Yes he was the singer. Death metal like. I think it was Chaos Symphony and I haven't heard from in years so. Not 100%. Just thought I would ask just in case. He may not even be in that area anymore. He also did DJing so. He could be DJ at a titty club some where. Not kidding. LoL


----------



## racerboy71 (Sep 27, 2015)

richard christy from the howard stern show lived in florida for a few years and was a big metal drummer, think he played in death and charred walls of the damned, and a few other bands, i forget atm..


----------



## RockStarGrower (Sep 27, 2015)

GrowUrOwnDank said:


> Yes he was the singer. Death metal like. I think it was Chaos Symphony and I haven't heard from in years so. Not 100%. Just thought I would ask just in case. He may not even be in that area anymore. He also did DJing so. He could be DJ at a titty club some where. Not kidding. LoL


. 

I probably have met him, I wonder if he dj'd at strip club we use to play during Bikeweek/biketober fest and anytime they could get us near Daytona beach, always 3 naked girls in stage when we were on stage, girls didnt even call me by name, they called me "ass grabber", girls gone wild filmed some chick oil wrestling there once we were there and a certian pornstar chick was hired to make a apperence. Oh the good old days.


----------



## RockStarGrower (Sep 27, 2015)

racerboy71 said:


> richard christy from the howard stern show lived in florida for a few years and was a big metal drummer, think he played in death and charred walls of the damned, and a few other bands, i forget atm..

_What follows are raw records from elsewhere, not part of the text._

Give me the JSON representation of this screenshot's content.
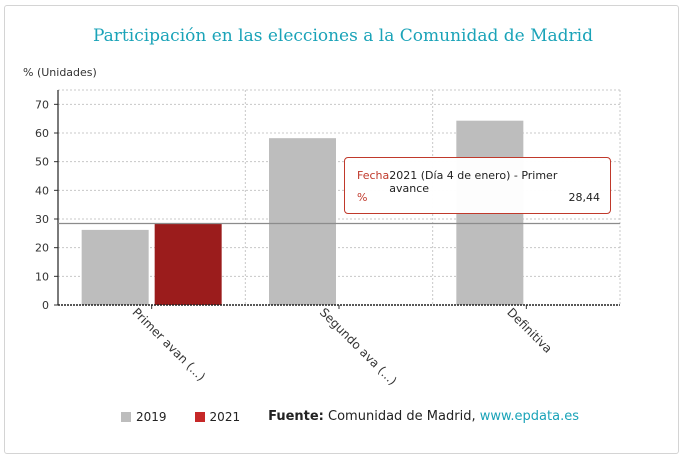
{
  "title": "Participación en las elecciones a la Comunidad de Madrid",
  "unit_label": "% (Unidades)",
  "legend": [
    {
      "label": "2019",
      "color": "#bdbdbd"
    },
    {
      "label": "2021",
      "color": "#9b1c1c"
    }
  ],
  "source": {
    "label": "Fuente:",
    "text": "Comunidad de Madrid,",
    "link": "www.epdata.es"
  },
  "tooltip": {
    "key1": "Fecha",
    "val1": "2021 (Día 4 de enero) - Primer avance",
    "key2": "%",
    "val2": "28,44"
  },
  "chart_data": {
    "type": "bar",
    "categories": [
      "Primer avan (...)",
      "Segundo ava (...)",
      "Definitiva"
    ],
    "series": [
      {
        "name": "2019",
        "color": "#bdbdbd",
        "values": [
          26.2,
          58.2,
          64.3
        ]
      },
      {
        "name": "2021",
        "color": "#9b1c1c",
        "values": [
          28.44,
          null,
          null
        ]
      }
    ],
    "ylabel": "% (Unidades)",
    "ylim": [
      0,
      75
    ],
    "yticks": [
      0,
      10,
      20,
      30,
      40,
      50,
      60,
      70
    ],
    "reference_line": 28.44,
    "grid": true
  }
}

Not sure if I ever met him,, do you know which part of Fl? Prob Jacksonville or westpalm beach or Tampa. Alot of death metal in those areas making $$$. Its sad about Death guitarist dieing, they were from LA orignally I think?

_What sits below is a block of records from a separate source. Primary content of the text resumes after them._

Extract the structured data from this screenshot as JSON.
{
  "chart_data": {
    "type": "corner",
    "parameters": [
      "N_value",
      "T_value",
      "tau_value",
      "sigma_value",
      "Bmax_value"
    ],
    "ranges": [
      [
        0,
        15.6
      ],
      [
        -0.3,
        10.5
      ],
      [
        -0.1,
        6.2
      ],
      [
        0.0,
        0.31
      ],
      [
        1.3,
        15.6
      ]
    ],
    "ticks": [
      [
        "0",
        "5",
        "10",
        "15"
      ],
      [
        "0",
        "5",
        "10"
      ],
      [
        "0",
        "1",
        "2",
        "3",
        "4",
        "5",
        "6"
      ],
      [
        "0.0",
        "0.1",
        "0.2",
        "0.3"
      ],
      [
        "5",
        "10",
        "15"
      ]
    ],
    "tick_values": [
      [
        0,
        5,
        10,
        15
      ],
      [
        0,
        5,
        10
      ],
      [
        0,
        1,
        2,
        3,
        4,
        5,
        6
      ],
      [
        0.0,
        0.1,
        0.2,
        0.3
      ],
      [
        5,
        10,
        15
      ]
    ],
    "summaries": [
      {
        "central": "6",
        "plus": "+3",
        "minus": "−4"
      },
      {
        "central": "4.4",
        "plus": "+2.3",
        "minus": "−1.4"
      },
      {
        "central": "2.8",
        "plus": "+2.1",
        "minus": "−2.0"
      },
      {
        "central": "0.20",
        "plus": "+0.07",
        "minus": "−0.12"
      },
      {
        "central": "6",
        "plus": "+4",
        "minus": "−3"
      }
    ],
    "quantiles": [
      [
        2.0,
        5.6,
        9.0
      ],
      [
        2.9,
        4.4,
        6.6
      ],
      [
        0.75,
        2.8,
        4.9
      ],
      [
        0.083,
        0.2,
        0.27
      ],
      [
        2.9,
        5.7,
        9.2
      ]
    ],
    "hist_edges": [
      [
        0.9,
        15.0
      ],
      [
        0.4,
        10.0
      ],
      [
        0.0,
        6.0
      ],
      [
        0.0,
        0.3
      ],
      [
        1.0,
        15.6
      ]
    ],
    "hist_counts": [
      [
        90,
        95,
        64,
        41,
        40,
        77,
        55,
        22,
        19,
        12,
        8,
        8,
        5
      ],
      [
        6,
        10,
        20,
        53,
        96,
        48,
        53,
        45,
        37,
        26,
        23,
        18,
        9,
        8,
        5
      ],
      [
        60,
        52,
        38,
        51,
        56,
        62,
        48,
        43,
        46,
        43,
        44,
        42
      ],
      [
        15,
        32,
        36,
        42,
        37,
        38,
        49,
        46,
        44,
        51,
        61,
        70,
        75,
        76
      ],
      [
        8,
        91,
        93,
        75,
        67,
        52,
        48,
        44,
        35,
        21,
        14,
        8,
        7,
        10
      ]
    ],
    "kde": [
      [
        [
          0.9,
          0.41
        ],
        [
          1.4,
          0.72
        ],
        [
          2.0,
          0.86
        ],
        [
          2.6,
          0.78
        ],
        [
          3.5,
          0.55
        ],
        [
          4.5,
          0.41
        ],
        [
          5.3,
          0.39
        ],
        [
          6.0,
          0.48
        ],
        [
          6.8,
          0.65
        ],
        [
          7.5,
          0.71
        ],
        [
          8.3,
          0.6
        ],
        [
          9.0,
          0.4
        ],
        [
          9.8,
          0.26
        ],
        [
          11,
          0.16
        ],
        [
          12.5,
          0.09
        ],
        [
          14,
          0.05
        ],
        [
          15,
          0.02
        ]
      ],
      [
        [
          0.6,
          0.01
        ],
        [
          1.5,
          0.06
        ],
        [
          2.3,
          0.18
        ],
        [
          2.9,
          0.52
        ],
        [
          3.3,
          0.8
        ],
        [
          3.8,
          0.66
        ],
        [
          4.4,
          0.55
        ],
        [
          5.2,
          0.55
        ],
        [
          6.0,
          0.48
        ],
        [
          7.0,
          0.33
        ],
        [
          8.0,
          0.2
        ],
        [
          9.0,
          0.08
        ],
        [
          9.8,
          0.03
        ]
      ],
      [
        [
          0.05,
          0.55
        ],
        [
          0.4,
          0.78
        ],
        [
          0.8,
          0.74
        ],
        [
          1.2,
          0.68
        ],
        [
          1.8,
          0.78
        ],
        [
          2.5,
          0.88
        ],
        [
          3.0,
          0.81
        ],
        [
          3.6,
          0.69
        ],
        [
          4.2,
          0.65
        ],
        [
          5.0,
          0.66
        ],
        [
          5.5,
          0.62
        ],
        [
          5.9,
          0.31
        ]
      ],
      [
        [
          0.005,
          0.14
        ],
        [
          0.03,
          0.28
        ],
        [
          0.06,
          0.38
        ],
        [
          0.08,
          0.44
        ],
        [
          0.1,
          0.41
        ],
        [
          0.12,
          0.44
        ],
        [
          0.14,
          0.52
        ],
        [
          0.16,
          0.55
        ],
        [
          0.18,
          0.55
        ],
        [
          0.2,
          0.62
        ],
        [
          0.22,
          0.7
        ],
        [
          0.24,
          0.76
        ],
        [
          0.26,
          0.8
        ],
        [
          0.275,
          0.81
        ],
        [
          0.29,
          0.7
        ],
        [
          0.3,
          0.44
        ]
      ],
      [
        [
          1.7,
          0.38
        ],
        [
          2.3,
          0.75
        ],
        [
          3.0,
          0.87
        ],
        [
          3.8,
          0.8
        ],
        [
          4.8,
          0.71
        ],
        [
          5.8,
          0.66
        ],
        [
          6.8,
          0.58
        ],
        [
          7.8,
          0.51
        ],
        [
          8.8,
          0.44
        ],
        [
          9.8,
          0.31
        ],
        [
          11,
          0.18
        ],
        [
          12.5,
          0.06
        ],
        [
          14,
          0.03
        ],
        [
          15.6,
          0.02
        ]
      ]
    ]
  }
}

our singer went to H.S school in NY with the Guys from Suffication, he did a intro on one of their songs for them, everytime they come down and play the house of blues or somewhere we hang out with them, they were on tour with morbid angle last time I went with our singer to seen them, great bunch of guys, most musicans from NY are real deal kick ass players,


----------



## racerboy71 (Sep 27, 2015)

RockStarGrower said:


> Not sure if I ever met him,, do you know which part of Fl? Prob Jacksonville or westpalm beach or Tampa. Alot of death metal in those areas making $$$. Its sad about Death guitarist dieing, they were from LA orignally I think?
> 
> our singer went to H.S school in NY with the Guys from Suffication, he did a intro on one of their songs for them, everytime they come down and play the house of blues or somewhere we hang out with them, they were on tour with morbid angle last time I went with our singer to seen them, great bunch of guys, most musicans from NY are real deal kick ass players,


 orlando.. thin this was in the mid 90s though..


----------



## RockStarGrower (Sep 27, 2015)

racerboy71 said:


> orlando.. thin this was in the mid 90s though..


Hell I probably met him then, I have been around this area since the late 80's. Hard to remember names and faces when you meet and/or play with sooo many different musicians. Alot of people come and go. I do miss alot of people I will prob never see again.


----------